Delta Police arrests ‘about 200’ men after alleged gay wedding
After a screening of the suspects, police officers have paraded 67 of them to the public. The Delta State Police Command has arrested over 200 men for attending what it described as a gay wedding on Monday, August 28, 2023.
The command’s spokesperson, DSP Bright Edafe, said in a statement on Tuesday, August 29, that officers initially confronted the first suspect on Sunday, August 27 for dressing as a woman, despite being a man.
Upon further interrogation after he was detained at a police station, the suspect, who claimed to be an actor, allegedly confessed to belonging to a “gay society.”
The suspect further told interrogators he was on his way to a wedding ceremony taking place at a hotel. Officers raided the facility around 2 am on Monday and arrested “about 200 suspects, the majority of them dressed like females.”
One of the suspects was dressed as a bride and another as a groom, and police officers have acquired a video recording of the alleged wedding ceremony. After a screening of the suspects, the command paraded 67 of them while officers continue investigations.
“We’re bringing this out to the world to note, especially to Nigerians, that we’re in Africa and Nigeria. We cannot copy the Western world.
“We’re in Nigeria, and we’ll follow the culture and rules of the land. We cannot watch and fold our arms, and I can guarantee the suspects will be charged to court,” Edafe said.
Many of the suspects who spoke to journalists denied the allegations by the police and maintained they were only attending an all-white party. Only one of the suspects admitted to being gay “for four years.”

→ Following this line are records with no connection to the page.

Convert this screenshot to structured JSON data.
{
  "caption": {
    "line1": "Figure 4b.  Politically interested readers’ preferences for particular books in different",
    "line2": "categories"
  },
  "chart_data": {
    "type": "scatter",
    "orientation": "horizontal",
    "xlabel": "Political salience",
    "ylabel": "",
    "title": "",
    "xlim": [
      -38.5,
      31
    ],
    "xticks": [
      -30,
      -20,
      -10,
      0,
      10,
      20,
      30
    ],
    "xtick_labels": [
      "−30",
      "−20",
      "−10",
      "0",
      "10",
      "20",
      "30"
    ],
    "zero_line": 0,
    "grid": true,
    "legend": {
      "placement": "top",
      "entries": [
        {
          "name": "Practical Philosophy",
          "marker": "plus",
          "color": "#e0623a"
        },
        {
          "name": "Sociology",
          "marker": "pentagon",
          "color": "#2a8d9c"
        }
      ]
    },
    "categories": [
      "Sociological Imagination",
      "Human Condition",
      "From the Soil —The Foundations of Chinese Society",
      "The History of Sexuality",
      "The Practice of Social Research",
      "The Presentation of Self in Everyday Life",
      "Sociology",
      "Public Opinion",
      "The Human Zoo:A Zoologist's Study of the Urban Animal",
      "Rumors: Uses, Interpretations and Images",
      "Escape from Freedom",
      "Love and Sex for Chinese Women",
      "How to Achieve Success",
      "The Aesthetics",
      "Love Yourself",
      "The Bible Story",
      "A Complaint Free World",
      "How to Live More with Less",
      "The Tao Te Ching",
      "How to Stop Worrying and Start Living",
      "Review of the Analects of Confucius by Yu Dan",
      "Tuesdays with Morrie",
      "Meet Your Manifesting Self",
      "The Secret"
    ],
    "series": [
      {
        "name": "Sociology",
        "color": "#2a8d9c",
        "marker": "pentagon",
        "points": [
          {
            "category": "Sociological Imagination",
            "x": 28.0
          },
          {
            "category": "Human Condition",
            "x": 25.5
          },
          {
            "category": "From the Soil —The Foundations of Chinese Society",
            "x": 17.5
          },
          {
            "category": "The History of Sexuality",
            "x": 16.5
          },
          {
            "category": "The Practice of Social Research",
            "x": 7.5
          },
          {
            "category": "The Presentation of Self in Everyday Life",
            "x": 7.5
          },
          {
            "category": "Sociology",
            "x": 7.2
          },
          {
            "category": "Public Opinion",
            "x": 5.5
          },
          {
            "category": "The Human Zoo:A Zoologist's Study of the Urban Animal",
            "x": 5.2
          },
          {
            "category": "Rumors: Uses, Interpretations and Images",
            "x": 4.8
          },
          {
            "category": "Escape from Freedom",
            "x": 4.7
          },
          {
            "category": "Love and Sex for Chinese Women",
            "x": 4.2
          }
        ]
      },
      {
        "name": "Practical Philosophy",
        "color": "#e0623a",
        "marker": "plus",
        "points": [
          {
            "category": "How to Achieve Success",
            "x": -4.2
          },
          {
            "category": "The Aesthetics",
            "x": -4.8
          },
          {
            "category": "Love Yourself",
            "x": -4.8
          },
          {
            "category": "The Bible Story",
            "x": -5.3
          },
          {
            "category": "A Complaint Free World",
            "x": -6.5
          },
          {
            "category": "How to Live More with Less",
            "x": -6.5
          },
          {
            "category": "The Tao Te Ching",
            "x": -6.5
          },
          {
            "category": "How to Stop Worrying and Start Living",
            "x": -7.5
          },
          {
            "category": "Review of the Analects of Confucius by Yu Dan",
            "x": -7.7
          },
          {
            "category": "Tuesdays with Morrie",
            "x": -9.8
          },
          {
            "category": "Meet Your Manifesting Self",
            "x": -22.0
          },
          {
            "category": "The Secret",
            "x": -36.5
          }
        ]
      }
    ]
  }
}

Nigeria’s controversial law back in the spotlight
Edafe said the Monday raid is a direct consequence of Nigeria’s controversial Same-sex Marriage Prohibition Act (SSMPA) President Goodluck Jonathan signed in 2014.

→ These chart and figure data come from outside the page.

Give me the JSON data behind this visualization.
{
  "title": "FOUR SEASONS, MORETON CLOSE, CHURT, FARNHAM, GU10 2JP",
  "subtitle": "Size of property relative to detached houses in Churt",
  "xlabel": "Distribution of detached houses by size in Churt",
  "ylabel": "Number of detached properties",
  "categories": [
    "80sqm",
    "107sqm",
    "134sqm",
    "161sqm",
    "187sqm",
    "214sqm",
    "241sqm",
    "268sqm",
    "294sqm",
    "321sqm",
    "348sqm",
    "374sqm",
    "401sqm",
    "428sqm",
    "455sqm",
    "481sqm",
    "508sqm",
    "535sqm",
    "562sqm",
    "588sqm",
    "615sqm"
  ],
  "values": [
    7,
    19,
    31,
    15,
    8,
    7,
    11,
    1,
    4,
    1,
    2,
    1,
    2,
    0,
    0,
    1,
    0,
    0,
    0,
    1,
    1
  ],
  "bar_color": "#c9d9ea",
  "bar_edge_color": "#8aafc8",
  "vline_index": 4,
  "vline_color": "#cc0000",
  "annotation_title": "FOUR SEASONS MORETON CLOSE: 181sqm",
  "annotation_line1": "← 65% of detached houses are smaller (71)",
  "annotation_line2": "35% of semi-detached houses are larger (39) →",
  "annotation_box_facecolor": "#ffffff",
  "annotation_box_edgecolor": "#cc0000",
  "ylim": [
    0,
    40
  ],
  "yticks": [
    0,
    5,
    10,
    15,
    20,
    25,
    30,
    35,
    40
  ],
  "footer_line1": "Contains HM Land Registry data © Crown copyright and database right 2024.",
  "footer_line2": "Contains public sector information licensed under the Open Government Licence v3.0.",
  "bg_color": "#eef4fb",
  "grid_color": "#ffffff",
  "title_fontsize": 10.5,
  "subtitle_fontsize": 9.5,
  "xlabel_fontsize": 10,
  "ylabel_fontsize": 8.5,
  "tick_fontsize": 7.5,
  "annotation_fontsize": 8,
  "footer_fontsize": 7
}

The law prescribes 14 years imprisonment for anyone who engages in a same-sex marriage contract and 10 years for anyone who “registers, operates or participates in gay clubs, societies and organisation, or directly or indirectly makes public show of same-sex amorous relationship in Nigeria.”

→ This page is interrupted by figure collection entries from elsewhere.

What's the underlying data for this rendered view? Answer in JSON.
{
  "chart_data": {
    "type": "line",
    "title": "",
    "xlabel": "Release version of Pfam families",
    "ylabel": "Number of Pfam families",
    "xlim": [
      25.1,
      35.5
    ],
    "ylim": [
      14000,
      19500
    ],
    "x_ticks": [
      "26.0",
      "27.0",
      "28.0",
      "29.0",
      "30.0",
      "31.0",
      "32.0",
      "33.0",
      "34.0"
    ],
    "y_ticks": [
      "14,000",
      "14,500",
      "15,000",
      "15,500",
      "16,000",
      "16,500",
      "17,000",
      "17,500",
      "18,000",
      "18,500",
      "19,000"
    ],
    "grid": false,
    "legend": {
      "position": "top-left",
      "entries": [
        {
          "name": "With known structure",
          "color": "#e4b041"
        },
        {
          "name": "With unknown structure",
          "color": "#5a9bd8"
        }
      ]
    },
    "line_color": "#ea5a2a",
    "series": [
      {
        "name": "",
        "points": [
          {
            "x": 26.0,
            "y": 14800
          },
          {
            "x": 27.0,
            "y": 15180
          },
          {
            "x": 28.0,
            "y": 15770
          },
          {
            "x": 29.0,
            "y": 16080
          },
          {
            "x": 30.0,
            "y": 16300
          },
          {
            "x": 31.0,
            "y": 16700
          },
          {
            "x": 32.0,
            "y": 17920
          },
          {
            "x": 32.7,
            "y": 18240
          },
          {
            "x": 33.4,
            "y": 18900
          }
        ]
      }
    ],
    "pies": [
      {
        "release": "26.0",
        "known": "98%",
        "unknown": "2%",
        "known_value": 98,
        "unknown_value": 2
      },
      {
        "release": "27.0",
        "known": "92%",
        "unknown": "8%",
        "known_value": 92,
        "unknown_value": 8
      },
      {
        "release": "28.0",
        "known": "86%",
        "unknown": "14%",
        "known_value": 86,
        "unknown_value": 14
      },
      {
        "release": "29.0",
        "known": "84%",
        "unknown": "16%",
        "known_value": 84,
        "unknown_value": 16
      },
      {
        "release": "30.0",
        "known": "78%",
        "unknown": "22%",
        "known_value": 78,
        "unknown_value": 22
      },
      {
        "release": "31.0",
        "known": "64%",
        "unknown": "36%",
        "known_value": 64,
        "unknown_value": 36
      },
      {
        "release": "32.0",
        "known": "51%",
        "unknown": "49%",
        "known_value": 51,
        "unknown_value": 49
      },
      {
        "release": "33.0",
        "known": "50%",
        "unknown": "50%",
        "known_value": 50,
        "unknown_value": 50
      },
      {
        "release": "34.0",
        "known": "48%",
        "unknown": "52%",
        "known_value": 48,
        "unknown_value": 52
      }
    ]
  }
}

The SSMPA has been widely criticised by human rights campaigners and the international community, especially the United States, for causing harm to gay people in Nigeria.
Police officers conducted a similar large-scale raid on an alleged gay party in the Egbeda area of Lagos in 2018. The men said they were attending a birthday party, but police officers claimed they were being initiated into a gay club and eventually charged 47 of them to court.
Justice Rilwan Aikawa of the Federal High Court in Lagos struck out the case in 2020 after numerous adjournments he blamed on the “lack of diligent prosecution.”
No one is known to have been convicted under the SSMPA, but the law has empowered law enforcement officers to target homosexual people to sometimes harm and extort.